Williams College faculty voted 81-5 to approve the creation of an Asian American studies (AAS) concentration beginning Fall 2023, The Williams Record reported.
The vote – done at a Dec. 7 faculty meeting – will make Williams the first small liberal arts college in New England to establish such a program, according to Dr. Stephen Tifft, chair of the Committee on Educational Affairs (CEA) and professor of English.
An AAS program at Williams is a long time coming, having seen 34 years of activism by faculty, alumni, and students in support of instituting AAS.
“In our op-ed from a couple of months ago, we wrote that we hoped that this movement wouldn’t ever reach its 35th year,” said Frances Leung, co-chair of the Asian American Studies in Action (AASiA) advocacy group. “Even when we wrote that, there was this sense of reality that it probably might reach its 35th year. The fact that it won’t, because it just got passed today, is proving my doubts wrong… It’s very happy and very surreal.”
The five-course concentration will require one 100- or 200-level introductory gateway course, a 400-level senior seminar with a capstone project, and three electives across at least two academic divisions.
The proposal for the program argued for the need for AAS given the U.S.’s history of anti-Asian racism and the upsurge in attacks against Asian people during the pandemic, such as the March 2021 Atlanta shooting killing six Asian American women.

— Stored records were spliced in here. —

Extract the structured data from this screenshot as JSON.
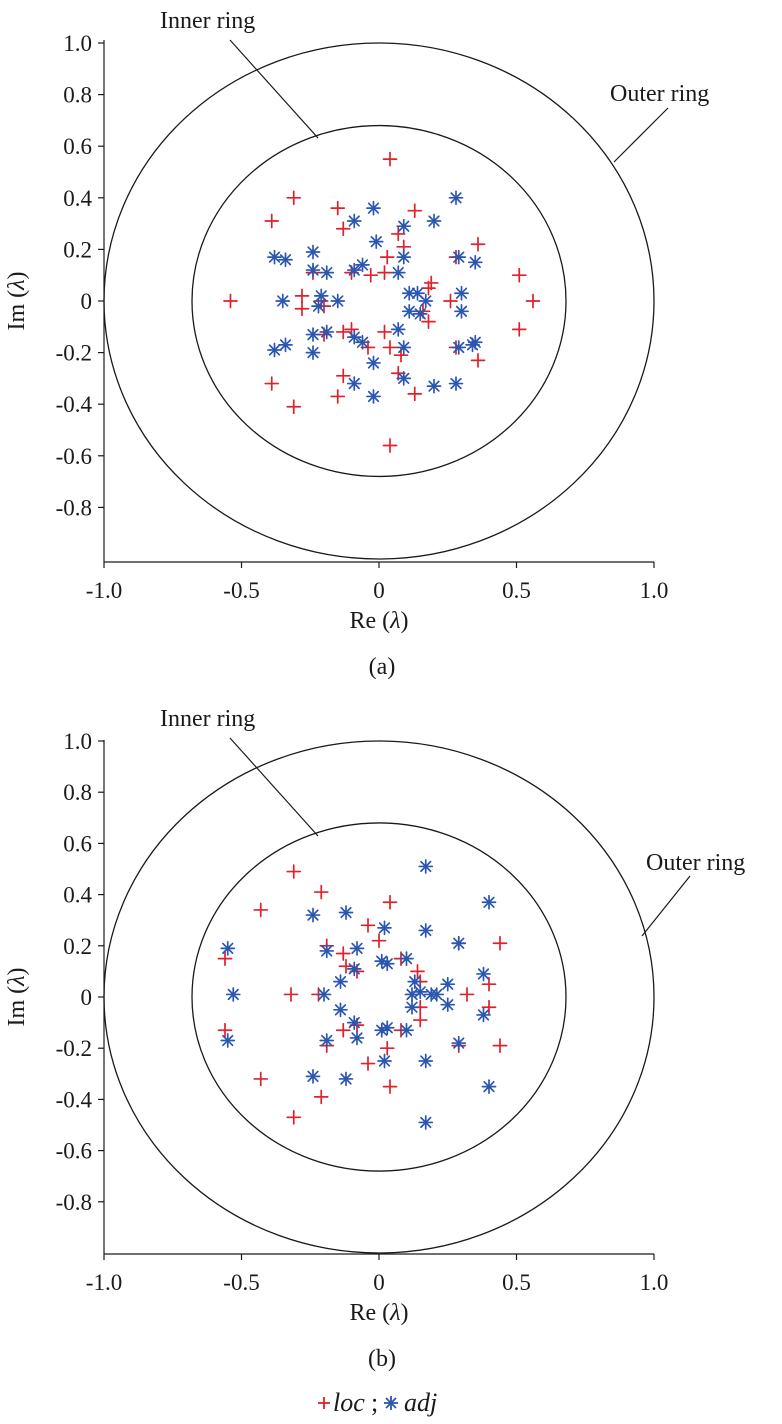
{
  "chart_data": [
    {
      "type": "scatter",
      "caption": "(a)",
      "xlabel_prefix": "Re (",
      "xlabel_sym": "λ",
      "xlabel_suffix": ")",
      "ylabel_prefix": "Im (",
      "ylabel_sym": "λ",
      "ylabel_suffix": ")",
      "xlim": [
        -1.0,
        1.0
      ],
      "ylim": [
        -1.0,
        1.0
      ],
      "xticks": [
        "-1.0",
        "-0.5",
        "0",
        "0.5",
        "1.0"
      ],
      "xtick_values": [
        -1.0,
        -0.5,
        0,
        0.5,
        1.0
      ],
      "yticks": [
        "1.0",
        "0.8",
        "0.6",
        "0.4",
        "0.2",
        "0",
        "-0.2",
        "-0.4",
        "-0.6",
        "-0.8"
      ],
      "ytick_values": [
        1.0,
        0.8,
        0.6,
        0.4,
        0.2,
        0,
        -0.2,
        -0.4,
        -0.6,
        -0.8
      ],
      "rings": [
        {
          "label": "Inner ring",
          "radius": 0.68
        },
        {
          "label": "Outer ring",
          "radius": 1.0
        }
      ],
      "annotations": {
        "inner": "Inner ring",
        "outer": "Outer ring"
      },
      "series": [
        {
          "name": "loc",
          "marker": "plus",
          "color": "#e0202a",
          "points": [
            [
              0.04,
              0.55
            ],
            [
              -0.31,
              0.4
            ],
            [
              -0.39,
              0.31
            ],
            [
              -0.15,
              0.36
            ],
            [
              -0.13,
              0.28
            ],
            [
              0.13,
              0.35
            ],
            [
              0.07,
              0.26
            ],
            [
              0.09,
              0.21
            ],
            [
              0.36,
              0.22
            ],
            [
              0.28,
              0.17
            ],
            [
              0.51,
              0.1
            ],
            [
              0.56,
              0.0
            ],
            [
              -0.54,
              0.0
            ],
            [
              -0.28,
              0.02
            ],
            [
              -0.28,
              -0.03
            ],
            [
              -0.24,
              0.11
            ],
            [
              -0.2,
              -0.13
            ],
            [
              -0.1,
              0.11
            ],
            [
              -0.03,
              0.1
            ],
            [
              0.03,
              0.17
            ],
            [
              0.02,
              0.11
            ],
            [
              0.18,
              0.05
            ],
            [
              0.19,
              0.07
            ],
            [
              0.26,
              0.0
            ],
            [
              0.18,
              -0.08
            ],
            [
              0.16,
              -0.04
            ],
            [
              -0.13,
              -0.12
            ],
            [
              -0.1,
              -0.11
            ],
            [
              -0.04,
              -0.18
            ],
            [
              0.02,
              -0.12
            ],
            [
              0.04,
              -0.18
            ],
            [
              0.08,
              -0.21
            ],
            [
              0.07,
              -0.28
            ],
            [
              0.28,
              -0.18
            ],
            [
              0.36,
              -0.23
            ],
            [
              0.51,
              -0.11
            ],
            [
              -0.39,
              -0.32
            ],
            [
              -0.31,
              -0.41
            ],
            [
              -0.15,
              -0.37
            ],
            [
              -0.13,
              -0.29
            ],
            [
              0.13,
              -0.36
            ],
            [
              0.04,
              -0.56
            ],
            [
              -0.21,
              0.0
            ],
            [
              -0.2,
              -0.02
            ]
          ]
        },
        {
          "name": "adj",
          "marker": "asterisk",
          "color": "#2b57b0",
          "points": [
            [
              0.28,
              0.4
            ],
            [
              -0.02,
              0.36
            ],
            [
              0.2,
              0.31
            ],
            [
              -0.09,
              0.31
            ],
            [
              0.09,
              0.29
            ],
            [
              -0.01,
              0.23
            ],
            [
              -0.38,
              0.17
            ],
            [
              -0.34,
              0.16
            ],
            [
              -0.24,
              0.19
            ],
            [
              -0.24,
              0.12
            ],
            [
              -0.19,
              0.11
            ],
            [
              -0.09,
              0.12
            ],
            [
              -0.06,
              0.14
            ],
            [
              0.07,
              0.11
            ],
            [
              0.09,
              0.17
            ],
            [
              0.29,
              0.17
            ],
            [
              0.35,
              0.15
            ],
            [
              -0.35,
              0.0
            ],
            [
              -0.21,
              0.02
            ],
            [
              -0.22,
              -0.02
            ],
            [
              -0.15,
              0.0
            ],
            [
              0.11,
              0.03
            ],
            [
              0.14,
              0.03
            ],
            [
              0.17,
              0.0
            ],
            [
              0.3,
              0.03
            ],
            [
              0.3,
              -0.04
            ],
            [
              0.11,
              -0.04
            ],
            [
              0.15,
              -0.05
            ],
            [
              -0.38,
              -0.19
            ],
            [
              -0.34,
              -0.17
            ],
            [
              -0.24,
              -0.2
            ],
            [
              -0.24,
              -0.13
            ],
            [
              -0.19,
              -0.12
            ],
            [
              -0.09,
              -0.14
            ],
            [
              -0.06,
              -0.16
            ],
            [
              0.07,
              -0.11
            ],
            [
              0.09,
              -0.18
            ],
            [
              0.29,
              -0.18
            ],
            [
              0.35,
              -0.16
            ],
            [
              -0.09,
              -0.32
            ],
            [
              -0.02,
              -0.24
            ],
            [
              -0.02,
              -0.37
            ],
            [
              0.09,
              -0.3
            ],
            [
              0.2,
              -0.33
            ],
            [
              0.28,
              -0.32
            ],
            [
              0.34,
              -0.17
            ]
          ]
        }
      ]
    },
    {
      "type": "scatter",
      "caption": "(b)",
      "xlabel_prefix": "Re (",
      "xlabel_sym": "λ",
      "xlabel_suffix": ")",
      "ylabel_prefix": "Im (",
      "ylabel_sym": "λ",
      "ylabel_suffix": ")",
      "xlim": [
        -1.0,
        1.0
      ],
      "ylim": [
        -1.0,
        1.0
      ],
      "xticks": [
        "-1.0",
        "-0.5",
        "0",
        "0.5",
        "1.0"
      ],
      "xtick_values": [
        -1.0,
        -0.5,
        0,
        0.5,
        1.0
      ],
      "yticks": [
        "1.0",
        "0.8",
        "0.6",
        "0.4",
        "0.2",
        "0",
        "-0.2",
        "-0.4",
        "-0.6",
        "-0.8"
      ],
      "ytick_values": [
        1.0,
        0.8,
        0.6,
        0.4,
        0.2,
        0,
        -0.2,
        -0.4,
        -0.6,
        -0.8
      ],
      "rings": [
        {
          "label": "Inner ring",
          "radius": 0.68
        },
        {
          "label": "Outer ring",
          "radius": 1.0
        }
      ],
      "annotations": {
        "inner": "Inner ring",
        "outer": "Outer ring"
      },
      "series": [
        {
          "name": "loc",
          "marker": "plus",
          "color": "#e0202a",
          "points": [
            [
              -0.31,
              0.49
            ],
            [
              -0.21,
              0.41
            ],
            [
              -0.43,
              0.34
            ],
            [
              0.04,
              0.37
            ],
            [
              -0.19,
              0.2
            ],
            [
              -0.13,
              0.17
            ],
            [
              -0.12,
              0.12
            ],
            [
              -0.04,
              0.28
            ],
            [
              0.0,
              0.22
            ],
            [
              0.08,
              0.15
            ],
            [
              0.14,
              0.1
            ],
            [
              0.15,
              0.06
            ],
            [
              -0.56,
              0.15
            ],
            [
              -0.32,
              0.01
            ],
            [
              -0.22,
              0.01
            ],
            [
              -0.08,
              0.1
            ],
            [
              0.32,
              0.01
            ],
            [
              0.4,
              0.05
            ],
            [
              0.44,
              0.21
            ],
            [
              0.29,
              0.21
            ],
            [
              0.15,
              -0.04
            ],
            [
              0.15,
              -0.09
            ],
            [
              -0.19,
              -0.19
            ],
            [
              -0.13,
              -0.13
            ],
            [
              -0.08,
              -0.11
            ],
            [
              0.03,
              -0.2
            ],
            [
              0.08,
              -0.13
            ],
            [
              -0.04,
              -0.26
            ],
            [
              0.04,
              -0.35
            ],
            [
              -0.56,
              -0.13
            ],
            [
              -0.43,
              -0.32
            ],
            [
              -0.21,
              -0.39
            ],
            [
              -0.31,
              -0.47
            ],
            [
              0.29,
              -0.19
            ],
            [
              0.4,
              -0.04
            ],
            [
              0.44,
              -0.19
            ]
          ]
        },
        {
          "name": "adj",
          "marker": "asterisk",
          "color": "#2b57b0",
          "points": [
            [
              0.17,
              0.51
            ],
            [
              0.4,
              0.37
            ],
            [
              -0.24,
              0.32
            ],
            [
              -0.12,
              0.33
            ],
            [
              0.02,
              0.27
            ],
            [
              0.17,
              0.26
            ],
            [
              0.29,
              0.21
            ],
            [
              -0.19,
              0.18
            ],
            [
              -0.08,
              0.19
            ],
            [
              -0.09,
              0.11
            ],
            [
              0.01,
              0.14
            ],
            [
              0.03,
              0.13
            ],
            [
              0.1,
              0.15
            ],
            [
              0.38,
              0.09
            ],
            [
              -0.55,
              0.19
            ],
            [
              -0.53,
              0.01
            ],
            [
              -0.2,
              0.01
            ],
            [
              -0.14,
              0.06
            ],
            [
              0.12,
              0.01
            ],
            [
              0.13,
              0.06
            ],
            [
              0.15,
              0.02
            ],
            [
              0.19,
              0.01
            ],
            [
              0.21,
              0.01
            ],
            [
              0.25,
              0.05
            ],
            [
              0.25,
              -0.03
            ],
            [
              0.38,
              -0.07
            ],
            [
              0.12,
              -0.04
            ],
            [
              -0.19,
              -0.17
            ],
            [
              -0.14,
              -0.05
            ],
            [
              -0.09,
              -0.1
            ],
            [
              -0.08,
              -0.16
            ],
            [
              0.01,
              -0.13
            ],
            [
              0.03,
              -0.12
            ],
            [
              0.1,
              -0.13
            ],
            [
              0.02,
              -0.25
            ],
            [
              0.17,
              -0.25
            ],
            [
              0.29,
              -0.18
            ],
            [
              -0.55,
              -0.17
            ],
            [
              -0.24,
              -0.31
            ],
            [
              -0.12,
              -0.32
            ],
            [
              0.17,
              -0.49
            ],
            [
              0.4,
              -0.35
            ]
          ]
        }
      ]
    }
  ],
  "legend": {
    "loc_label": "loc",
    "separator": ";",
    "adj_label": "adj"
  }
}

“Indeed, this legacy has structured Asian American racialization not only politically and legally, but also culturally, intellectually, psychologically, economically, and symbolically,” the proposal read. “A strong and well-supported Asian American studies program can teach the history merely touched upon here, thereby impacting communities large and small.”
Another argument in favor of the program was about just how beneficial it would be for Williams’s students.
“Students taking Asian American studies courses time and time again remark on how significant the courses are for learning about identity; how vital Asian American community-building is for mental health and coping with racism; and how an AAS program would be a formal acknowledgement of the lived experiences of Asian Americans by the institution,” the proposal read. “These are aspects of institutionalization we consider inseparable from their academic import.”